A month ago, I left my job at Braintree on the bank payments team. After spending over a couple of years building and maintaining the system, I believe I have a decent understanding of how the 'Automated Clearing House' or ACH system works in the United States. This post aims to share some details about how it works from an engineer's perspective, and it is not specific to Braintree.

What is ACH?

The term "Automated Clearing House" didn't make much sense to me the first time I heard it. What do cleaning houses have anything to do with bank payments? It seemed like the result you'd get if you put the phrase "vacuum cleaner" through Google Translate in another language and then translated it back.

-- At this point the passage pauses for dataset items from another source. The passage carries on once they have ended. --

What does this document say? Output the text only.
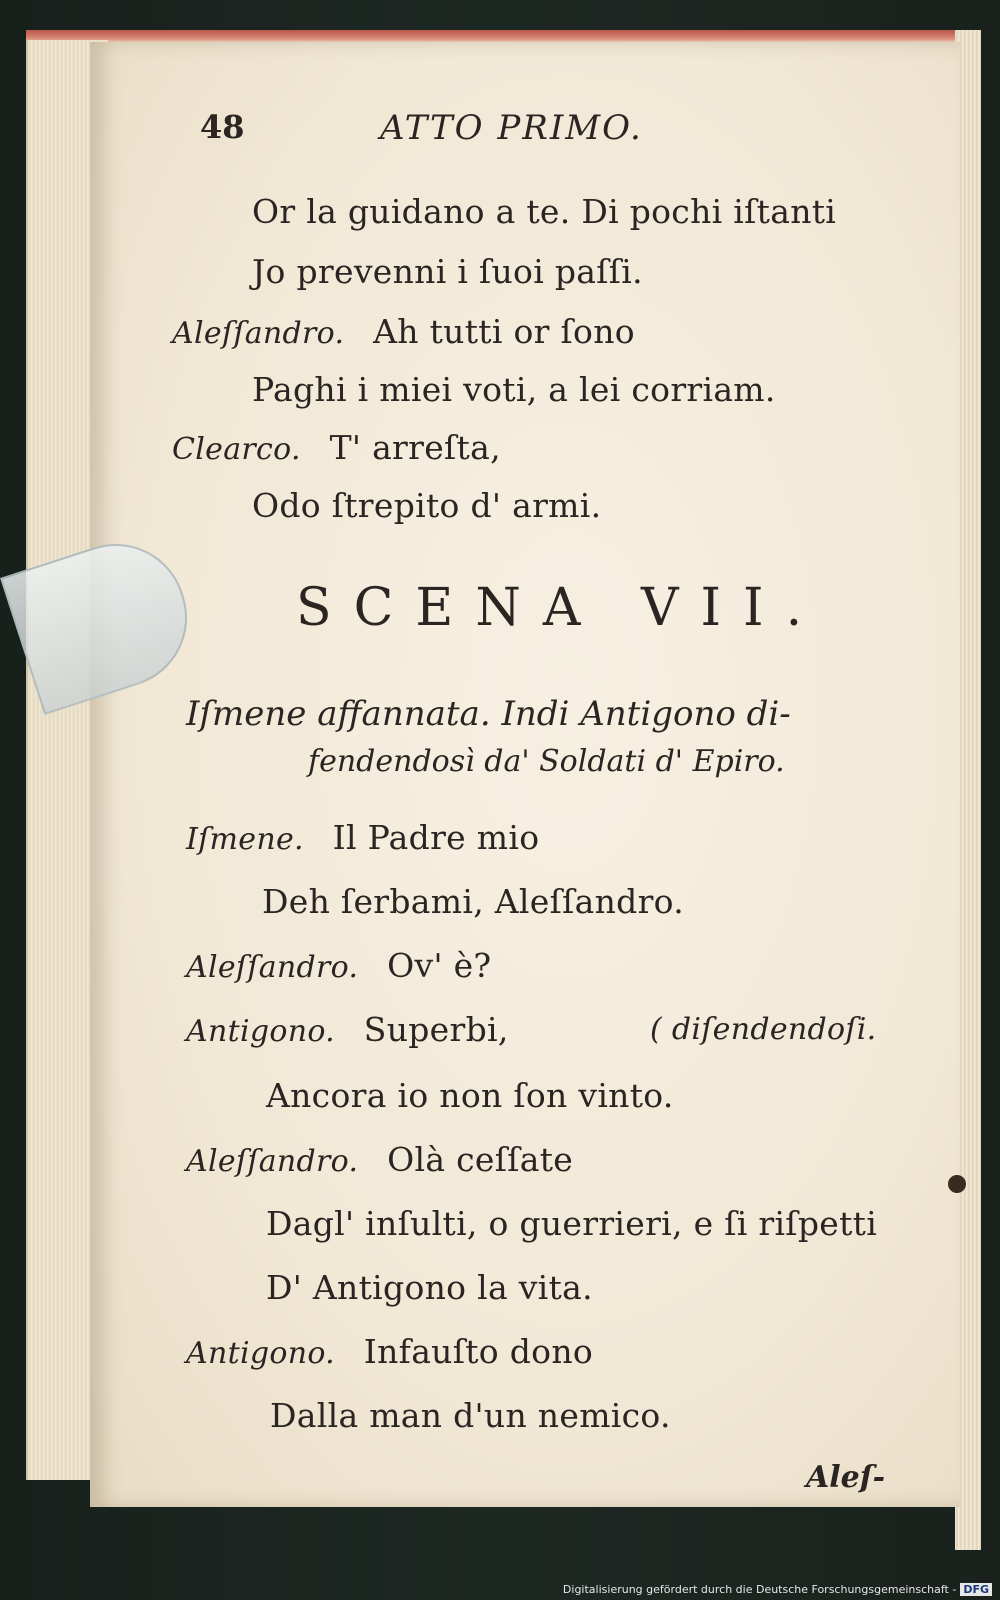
48	ATTO PRIMO.
Or la guidano a te. Di pochi iſtanti
Jo prevenni i ſuoi paſſi.
Aleſſandro. Ah tutti or ſono
Paghi i miei voti, a lei corriam.
Clearco. T' arreſta,
Odo ſtrepito d' armi.
SCENA VII.
Iſmene affannata. Indi Antigono di-
fendendosì da' Soldati d' Epiro.
Iſmene. Il Padre mio
Deh ſerbami, Aleſſandro.
Aleſſandro. Ov' è?
Antigono. Superbi,	( diſendendoſi.
Ancora io non ſon vinto.
Aleſſandro. Olà ceſſate
Dagl' inſulti, o guerrieri, e ſi riſpetti
D' Antigono la vita.
Antigono. Infauſto dono
Dalla man d'un nemico.
Aleſ-
Digitalisierung gefördert durch die Deutsche Forschungsgemeinschaft - DFG
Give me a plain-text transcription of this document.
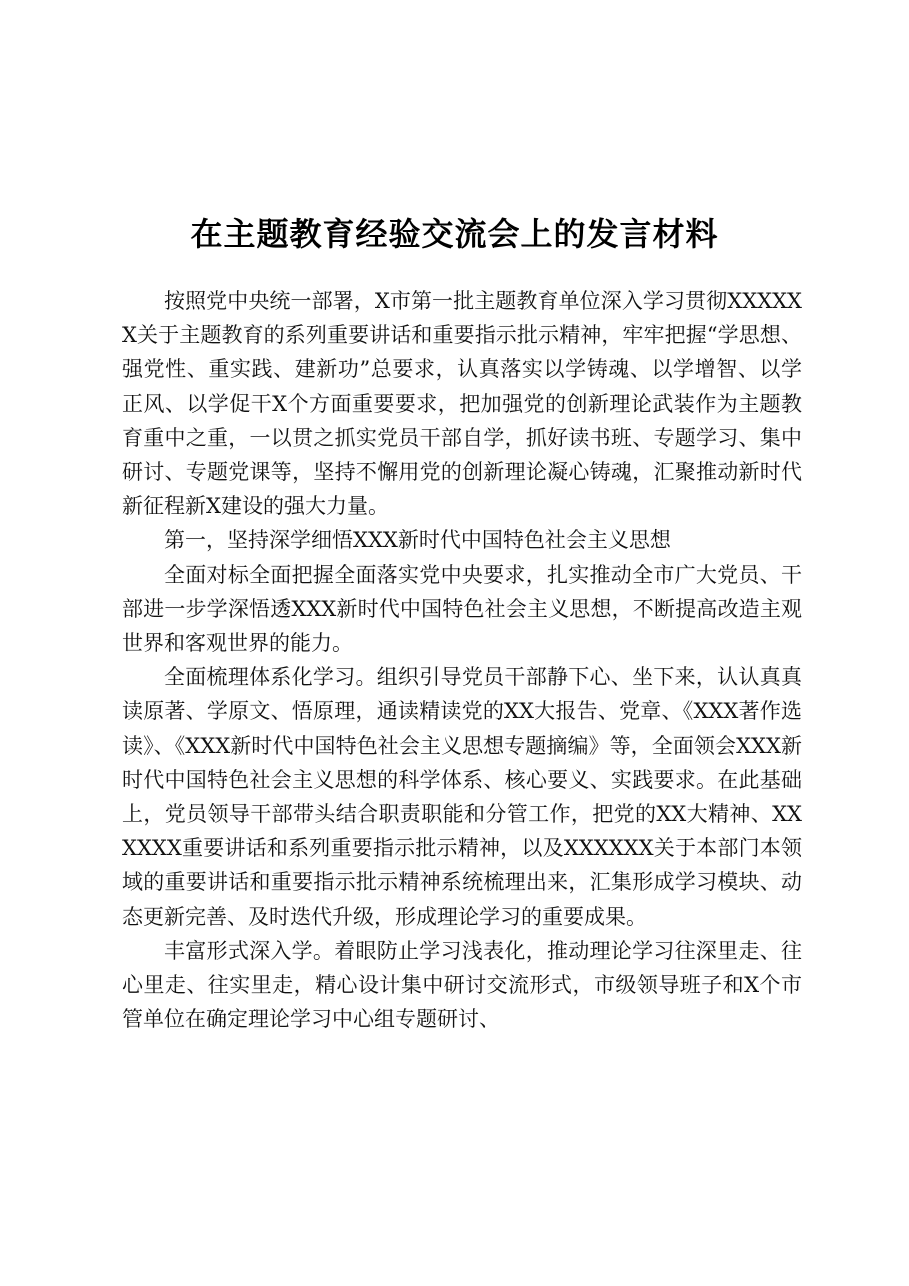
在主题教育经验交流会上的发言材料

按照党中央统一部署，X市第一批主题教育单位深入学习贯彻XXXXXX关于主题教育的系列重要讲话和重要指示批示精神，牢牢把握“学思想、强党性、重实践、建新功”总要求，认真落实以学铸魂、以学增智、以学正风、以学促干X个方面重要要求，把加强党的创新理论武装作为主题教育重中之重，一以贯之抓实党员干部自学，抓好读书班、专题学习、集中研讨、专题党课等，坚持不懈用党的创新理论凝心铸魂，汇聚推动新时代新征程新X建设的强大力量。

第一，坚持深学细悟XXX新时代中国特色社会主义思想

全面对标全面把握全面落实党中央要求，扎实推动全市广大党员、干部进一步学深悟透XXX新时代中国特色社会主义思想，不断提高改造主观世界和客观世界的能力。

全面梳理体系化学习。组织引导党员干部静下心、坐下来，认认真真读原著、学原文、悟原理，通读精读党的XX大报告、党章、《XXX著作选读》、《XXX新时代中国特色社会主义思想专题摘编》等，全面领会XXX新时代中国特色社会主义思想的科学体系、核心要义、实践要求。在此基础上，党员领导干部带头结合职责职能和分管工作，把党的XX大精神、XXXXXX重要讲话和系列重要指示批示精神，以及XXXXXX关于本部门本领域的重要讲话和重要指示批示精神系统梳理出来，汇集形成学习模块、动态更新完善、及时迭代升级，形成理论学习的重要成果。

丰富形式深入学。着眼防止学习浅表化，推动理论学习往深里走、往心里走、往实里走，精心设计集中研讨交流形式，市级领导班子和X个市管单位在确定理论学习中心组专题研讨、
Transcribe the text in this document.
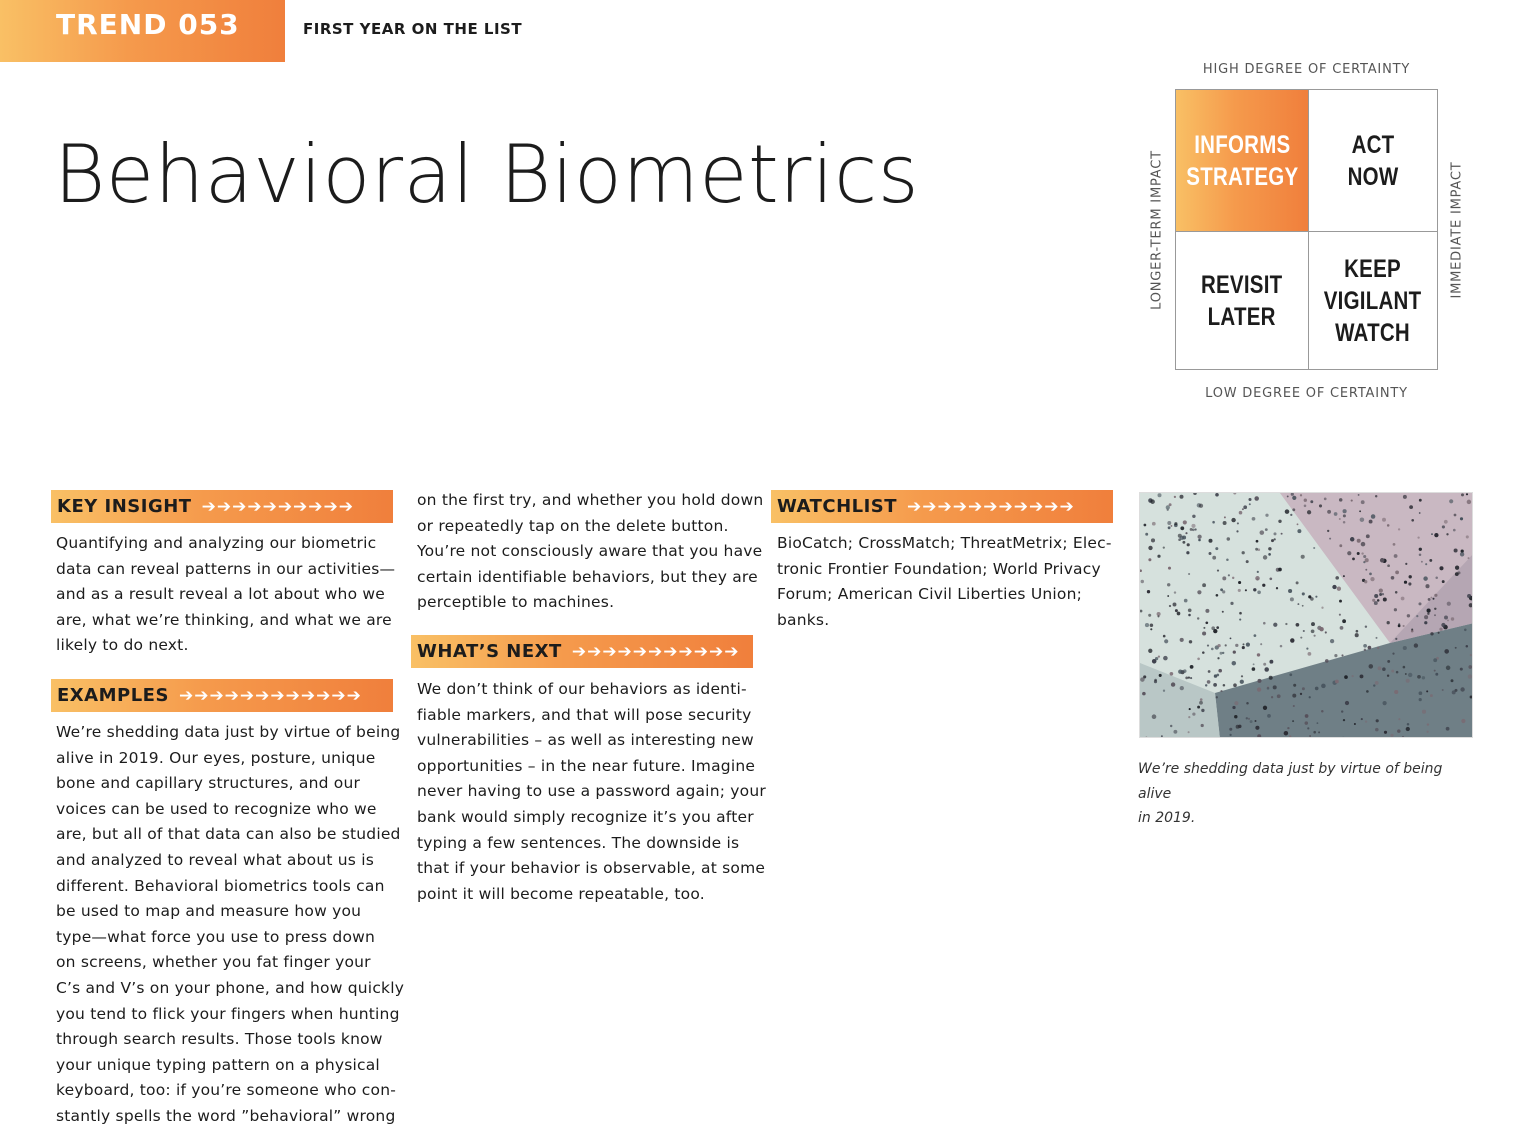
TREND 053	FIRST YEAR ON THE LIST
Behavioral Biometrics
HIGH DEGREE OF CERTAINTY
LOW DEGREE OF CERTAINTY
LONGER-TERM IMPACT	IMMEDIATE IMPACT
INFORMS
STRATEGY
ACT
NOW
REVISIT
LATER
KEEP
VIGILANT
WATCH
KEY INSIGHT ➔➔➔➔➔➔➔➔➔➔
Quantifying and analyzing our biometric
data can reveal patterns in our activities—
and as a result reveal a lot about who we
are, what we’re thinking, and what we are
likely to do next.
EXAMPLES ➔➔➔➔➔➔➔➔➔➔➔➔
We’re shedding data just by virtue of being
alive in 2019. Our eyes, posture, unique
bone and capillary structures, and our
voices can be used to recognize who we
are, but all of that data can also be studied
and analyzed to reveal what about us is
different. Behavioral biometrics tools can
be used to map and measure how you
type—what force you use to press down
on screens, whether you fat finger your
C’s and V’s on your phone, and how quickly
you tend to flick your fingers when hunting
through search results. Those tools know
your unique typing pattern on a physical
keyboard, too: if you’re someone who con-
stantly spells the word ”behavioral” wrong
on the first try, and whether you hold down
or repeatedly tap on the delete button.
You’re not consciously aware that you have
certain identifiable behaviors, but they are
perceptible to machines.
WHAT’S NEXT ➔➔➔➔➔➔➔➔➔➔➔
We don’t think of our behaviors as identi-
fiable markers, and that will pose security
vulnerabilities – as well as interesting new
opportunities – in the near future. Imagine
never having to use a password again; your
bank would simply recognize it’s you after
typing a few sentences. The downside is
that if your behavior is observable, at some
point it will become repeatable, too.
WATCHLIST ➔➔➔➔➔➔➔➔➔➔➔
BioCatch; CrossMatch; ThreatMetrix; Elec-
tronic Frontier Foundation; World Privacy
Forum; American Civil Liberties Union;
banks.
We’re shedding data just by virtue of being alive
in 2019.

Turns out, since the 19th century, before electronic systems were common, banks would physically meet at a centralized location, where representatives from each bank would exchange and tally up checks to 'clear' them. These locations came to be called 'clearing houses.' Here's a simplified view of how it works: let's say Bank A's customers wrote checks worth $12,000, and Bank B's customers wrote checks worth $15,000. Bank B would pay $3,000 to Bank A to 'clear' their debts. In an oversimplified view, ACH automates this manual process.

Today, ACH is used to facilitate money movement for various purposes, including payroll, rent payments, mortgages, B2B payments, and more. It is particularly suitable for high-value transactions that would be costly to process on a credit card due to the high interchange fees. In fact, according to a report by NACHA, ACH facilitated a volume of $61.9 trillion in 2020.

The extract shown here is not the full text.